La notizia di Andrea, studente dell’Università di Catania che si è tolto la vita la scorsa settimana, ha scosso non poco l’ambiente universitario siciliano. L’insano gesto, consumatosi a Ragusa in via Archimede (dove abitava), ha avuto una risonanza non indifferente tra gli studenti degli atenei isolani. Secondo la ricostruzione degli inquirenti, Andrea si sarebbe buttato dal balcone dopo aver sostenuto l’esame per una materia del suo corso di laurea. Iscritto alla triennale di “Storia, politica e relazioni internazionali“, erano ormai pochi i passi che lo separavano dal tanto ambito traguardo. Dal momento in cui la notizia si è diffusa sui social tanti i commenti – alcuni anche poco opportuni – sulla vicenda. E qualcuno ha provato a fare ulteriore chiarezza.

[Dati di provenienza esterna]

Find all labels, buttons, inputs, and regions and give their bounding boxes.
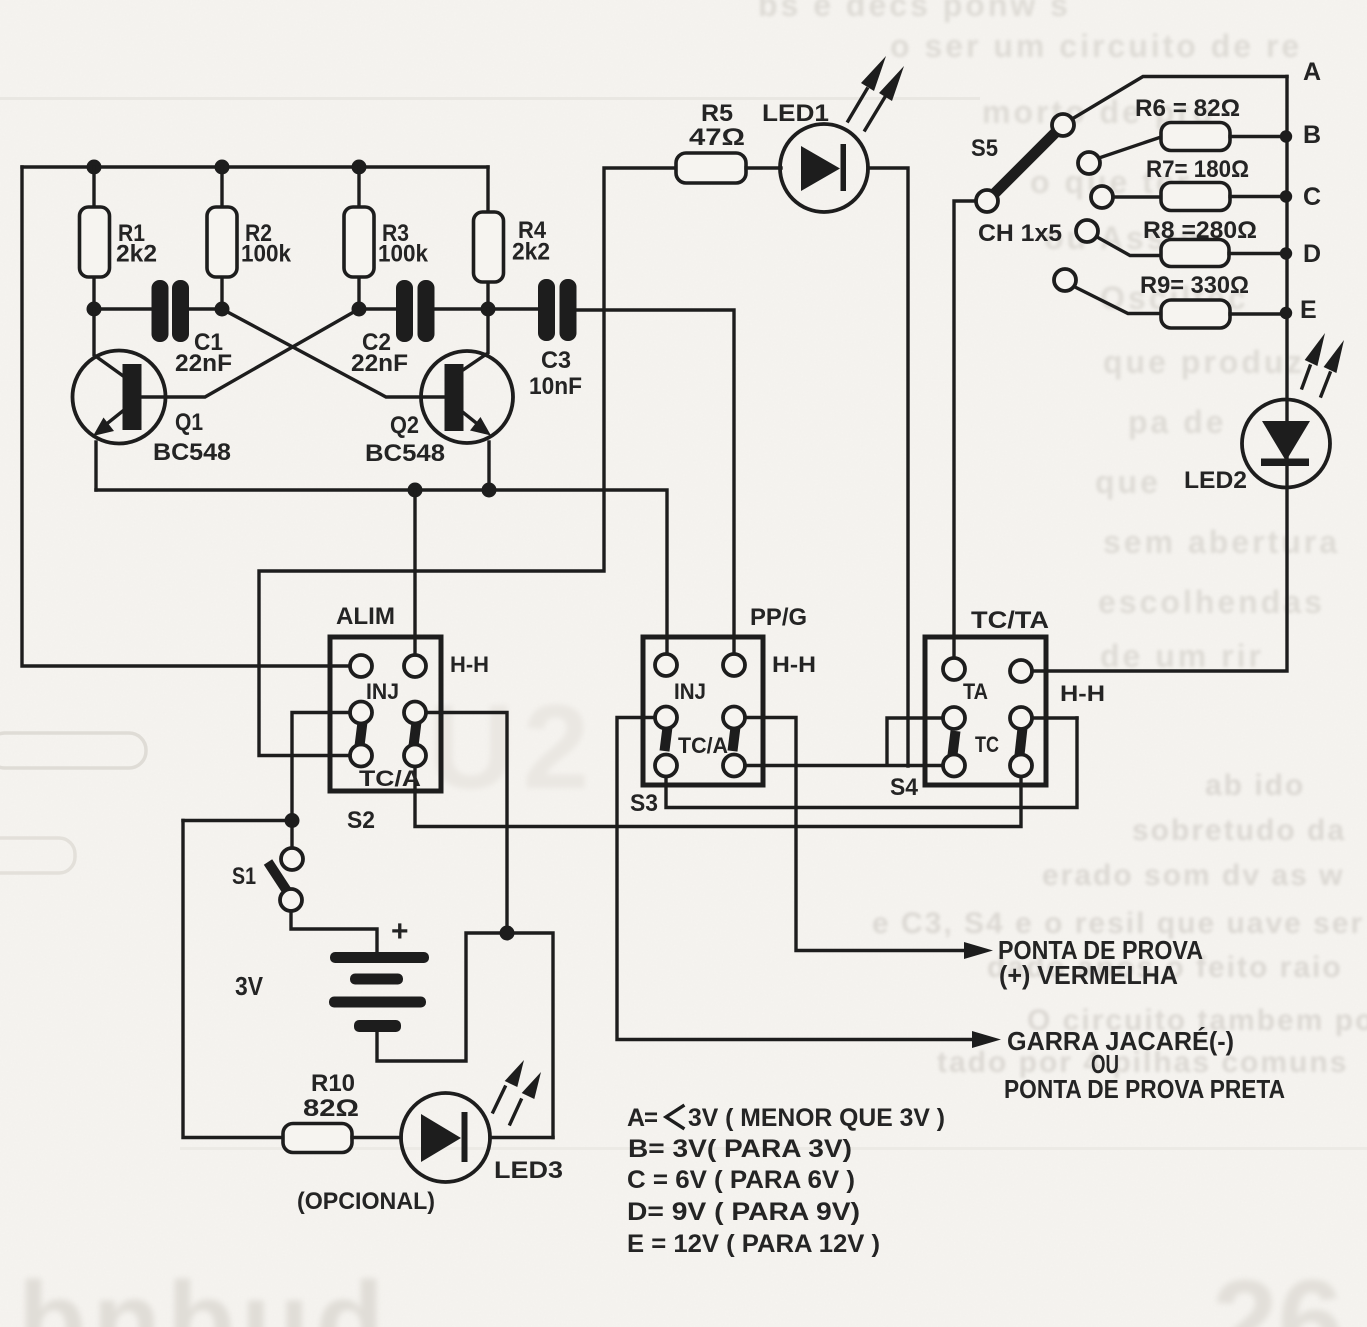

Le parole che più colpiscono sono quelle di G., un suo amico: «Anche qui a Ragusa, tra noi amici, non è chiara l’effettiva causa del gesto. Sappiamo solo che da diverso tempo ci era sembrato più “cupo”. Probabilmente per questo periodo di emergenza sanitaria e altri fattori si sentiva recluso. Ma non ne hai mai parlato, almeno con noi. Anch’io ero a conoscenza di questo esame imminente, ma dubito fortemente che sia stata la causa principale della sua morte». Poi continua: «La cosa di cui sono davvero certo, più di tutto il resto, è il ragazzo che era Andrea. Un ragazzo “dannatamente” intelligente, buono e soprattutto razionale. Forse è stato lo stato d’animo che pativa da tempo a spingerlo a questa fine».
Non mancano neanche le riflessioni circa la realtà in cui viveva e le voci messe in giro. «Sappiamo bene come funziona in determinate città. Sono state tante le cose dette, alcune inventate e ingigantite da persone che neanche conoscevano il ragazzo che era». Andrea era desideroso di portare avanti il suo percorso. Il traguardo tanto desiderato era vicino, con la tesi già pronta e l’ingresso presso la magistrale a Padova in Scienze per la cooperazione allo sviluppo ormai alle porte.
Voci confermate da A., suo collega al corso triennale di Scienze Politiche: «Ricordo un ragazzo con il sorriso sempre in faccia, un ragazzo studioso, preparato, che si impegnava per raggiungere i suoi obiettivi». Anche all’interno dell’ambiente universitario non è chiaro il reale motivo che abbia spinto uno studente di così belle speranze a una fine così tragica: «Ciò che posso dire è che, a volte, le frasi di alcuni professori non siano accettabili. Non possiamo certamente affibbiare la colpa a qualcosa o qualcuno, ma, a prescindere da quali siano le reali motivazioni, penso che determinati atteggiamenti da parte di chi rappresenta l’Università nei confronti di soggetti fragili debbano essere evitate».
Infine, una riflessione sull’ambiente accademico: «Quando sei a due materie dalla laurea, con la tesi già pronta e la magistrale a un passo, non si tratta più di obiettivi falliti o raggiunti. Quindi, non credo possa portarti a compiere “follie”. La sensibilità di una persona va curata e preservata. Si tratta di una sensibilità diversa. Siamo ragazzi e nell’emotività di ognuno di noi ogni frase detta assume un peso diverso. Si deve avere tatto, perché ogni parola può influire e aggravare situazioni non note e che possono portare a gesti simili».
Dietro ogni studente si cela un abisso emotivo sconosciuto ai più. La denuncia fatta in modo unanime da amici e colleghi è di avere cura della sensibilità di ogni individuo che varca le porte del mondo accademico, e non solo. Un mondo che può essere la salvezza per alcuni, ma che per altri può gravare ulteriormente sulla psicologia e su stati emotivi nascosti anche alle persone più vicine. E che può portare, in certe occasioni, a compiere un gesto simile, privandoci della vita di chi, prima di qualunque etichetta, era un giovane ragazzo.